We’ve played a lot of games, each having a unique identity of its own. There are action games, adventure games, strategy games – a lot of genres have evolved since the inception of gaming. But what happens when a game tries to combine the concept of two genres together? What happens to the child of the two parent genres? They live to be a monstrosity – either too good, or too bad, but nothing in between. Golem Gates is one such game.
The game has two main game modes – Singleplayer and Multiplayer. Singleplayer includes the Campaign mode, which tells the story about the Golem Gates, while Skirmish is a mode which allows playing versus the AI on maps with the basic principles of Golem Gates.
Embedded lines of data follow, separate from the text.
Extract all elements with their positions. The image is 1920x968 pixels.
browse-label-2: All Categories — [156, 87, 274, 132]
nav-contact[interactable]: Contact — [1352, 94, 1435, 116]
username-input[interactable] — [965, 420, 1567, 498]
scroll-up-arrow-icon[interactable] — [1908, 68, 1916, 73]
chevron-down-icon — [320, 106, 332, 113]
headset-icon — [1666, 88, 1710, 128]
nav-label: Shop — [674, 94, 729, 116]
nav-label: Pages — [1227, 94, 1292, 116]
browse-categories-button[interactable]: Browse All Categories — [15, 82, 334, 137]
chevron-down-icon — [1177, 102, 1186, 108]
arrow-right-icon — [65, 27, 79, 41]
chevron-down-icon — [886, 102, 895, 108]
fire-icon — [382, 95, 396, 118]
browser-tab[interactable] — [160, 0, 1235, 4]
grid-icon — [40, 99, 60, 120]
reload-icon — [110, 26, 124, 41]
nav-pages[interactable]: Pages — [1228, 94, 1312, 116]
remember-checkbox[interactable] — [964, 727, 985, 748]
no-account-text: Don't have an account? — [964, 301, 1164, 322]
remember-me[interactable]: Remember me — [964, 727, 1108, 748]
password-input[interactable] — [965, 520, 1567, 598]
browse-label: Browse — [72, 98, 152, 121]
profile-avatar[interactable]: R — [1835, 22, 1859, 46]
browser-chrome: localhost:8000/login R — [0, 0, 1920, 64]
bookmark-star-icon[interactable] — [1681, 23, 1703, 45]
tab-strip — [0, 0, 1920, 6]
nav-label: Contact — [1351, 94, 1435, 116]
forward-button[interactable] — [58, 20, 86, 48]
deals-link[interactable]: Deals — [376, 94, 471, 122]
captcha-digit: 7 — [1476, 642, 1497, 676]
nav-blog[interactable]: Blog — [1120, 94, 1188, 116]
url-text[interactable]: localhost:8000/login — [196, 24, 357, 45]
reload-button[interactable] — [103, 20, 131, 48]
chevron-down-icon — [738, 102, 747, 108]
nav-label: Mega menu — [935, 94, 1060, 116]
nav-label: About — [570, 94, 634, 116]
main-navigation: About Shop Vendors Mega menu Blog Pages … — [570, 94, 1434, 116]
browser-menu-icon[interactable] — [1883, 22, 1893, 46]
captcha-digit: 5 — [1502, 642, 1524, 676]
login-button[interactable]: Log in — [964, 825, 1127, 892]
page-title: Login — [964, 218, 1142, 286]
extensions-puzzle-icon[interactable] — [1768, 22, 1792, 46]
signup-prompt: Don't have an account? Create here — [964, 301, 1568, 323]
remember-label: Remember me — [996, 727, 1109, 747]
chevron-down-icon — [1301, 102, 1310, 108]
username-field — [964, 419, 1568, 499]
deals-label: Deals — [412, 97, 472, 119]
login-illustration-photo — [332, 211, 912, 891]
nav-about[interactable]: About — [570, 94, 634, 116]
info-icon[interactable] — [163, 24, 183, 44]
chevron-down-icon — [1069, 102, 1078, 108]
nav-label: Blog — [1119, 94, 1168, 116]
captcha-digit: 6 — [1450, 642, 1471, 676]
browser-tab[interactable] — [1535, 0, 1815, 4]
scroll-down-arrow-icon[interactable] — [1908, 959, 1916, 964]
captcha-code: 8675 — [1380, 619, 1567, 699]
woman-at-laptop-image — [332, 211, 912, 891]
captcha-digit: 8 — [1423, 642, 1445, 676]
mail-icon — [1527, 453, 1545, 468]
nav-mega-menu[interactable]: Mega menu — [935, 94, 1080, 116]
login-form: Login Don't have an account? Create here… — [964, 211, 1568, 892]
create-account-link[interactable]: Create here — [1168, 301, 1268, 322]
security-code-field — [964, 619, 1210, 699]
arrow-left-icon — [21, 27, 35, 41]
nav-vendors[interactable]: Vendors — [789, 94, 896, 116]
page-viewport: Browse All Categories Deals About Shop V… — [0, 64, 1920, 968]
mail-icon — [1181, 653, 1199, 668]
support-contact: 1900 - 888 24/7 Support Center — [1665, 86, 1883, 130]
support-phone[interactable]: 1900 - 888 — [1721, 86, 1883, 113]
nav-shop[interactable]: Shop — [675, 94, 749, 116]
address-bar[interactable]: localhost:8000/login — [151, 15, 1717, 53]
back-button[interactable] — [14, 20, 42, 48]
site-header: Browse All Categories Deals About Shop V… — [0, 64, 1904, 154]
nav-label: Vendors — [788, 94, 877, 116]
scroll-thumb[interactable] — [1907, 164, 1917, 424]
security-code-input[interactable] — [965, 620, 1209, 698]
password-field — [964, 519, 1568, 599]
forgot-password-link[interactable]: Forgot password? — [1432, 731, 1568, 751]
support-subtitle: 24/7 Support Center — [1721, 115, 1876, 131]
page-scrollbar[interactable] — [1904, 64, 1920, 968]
Multiplayer includes matches versus other players on the maps. There also are certain Trials, which are basically pre-made scenarios where you have to win at all costs. Survival, the last game mode, basically means “hold out till the horde kills you”. Yup, the enemy is going to come in swarms to destroy your Harbinger – all you need to do is hold out as long as possible.
The game blends mechanics from traditional card games, roguelikes, and infuses strategy elements in them to create a new game genre unlike no other. In the game, you summon creatures to fight for your Harbinger, a sort of Overlord for your army. You get a sort of ‘energy’, or ‘mana’, which you use to train your troops, construct defensive buildings, traps and use spells to turn the tide on your enemy. The game utilizes a card system for the summoning of troops, structures, traps or spells. There are several cards, called ‘glyphs’, which either summon some sort of unit, creates a structure or trap, or uses a spell to rain devastation on your foes. You start out with a starter deck of cards, with basic stuff to tide off beginner enemies in the campaign, or beginner AI in Skirmish games (don’t even think about going with that deck online). How to get new cards? You earn them through hard-earned victories. The campaign, Challenges, Skirmish – anything counts. Also, an important feature that I liked was the ability to get card drops while offline. All you need are a bit of hours in the game.
Also, there needs to be a parity in the resource costs as well as generation, because in most of my games, I could rarely summon my biggest troops unless I had 2-3 of the map spots for myself. The troops aren’t themselves that big of a threat against a turtling enemy who has been amassing “energy” for bringing in the big swords to the fight. Also, traps seem to be a little underwhelming as a feature, and I barely felt the need to use them unless I needed to defend choke points.
The story of Golem Gates is one of the worst I had seen in the history of strategy games. The Campaign Mode makes no sense, it basically introduces you to the concept of Golem Gates and how the Harbinger is trying to destroy them (or maybe bend them to his will?). Otherwise, there is no start or no end to the story, or no backstory to follow up on. You just have to accept that the Harbinger somehow comes to a Universe, and seeks to destroy the Golem Gates because of some reason (most likely because the game wants you to do that in order to teach you the mechanics of the game, and drop you a glyph or two for your collection).
As already mentioned, the game features a Trials Mode for solving challenging scenarios, as well as a Survival Mode for keeping out the hordes till your Harbinger falls. There also is a Quick Match mode against the AI which piles you into a match with the default Skirmish settings.
You are also allowed to edit your collection of glyphs and improve your deck as and when required (and certainly before going online for a match against human players). The deck consists of Spell Glyphs, which cast spells, Unit Glyphs, which summon units, Structure Glyphs, which spawn structures, Trap Glyphs which spawn traps, and Tech Glyphs, which do certain actions, like revealing a particular area of the map, allowing you to draw more glyphs,etc. There are many ways of building a deck that suits your playstyle, but a good deck has a balance between the several glyphs in order to have as many answers as possible for the opponent.
The game’s mechanics are decent, but it needs some strict balance changes to the many glyphs (and maybe introduce many more glyphs during the course of development, in order to allow for variety in deckbuilding). The campaign mode is seriously a headache, and the only reason people should wait a while for the game to be on a discount before they think about adding it to their Steam library.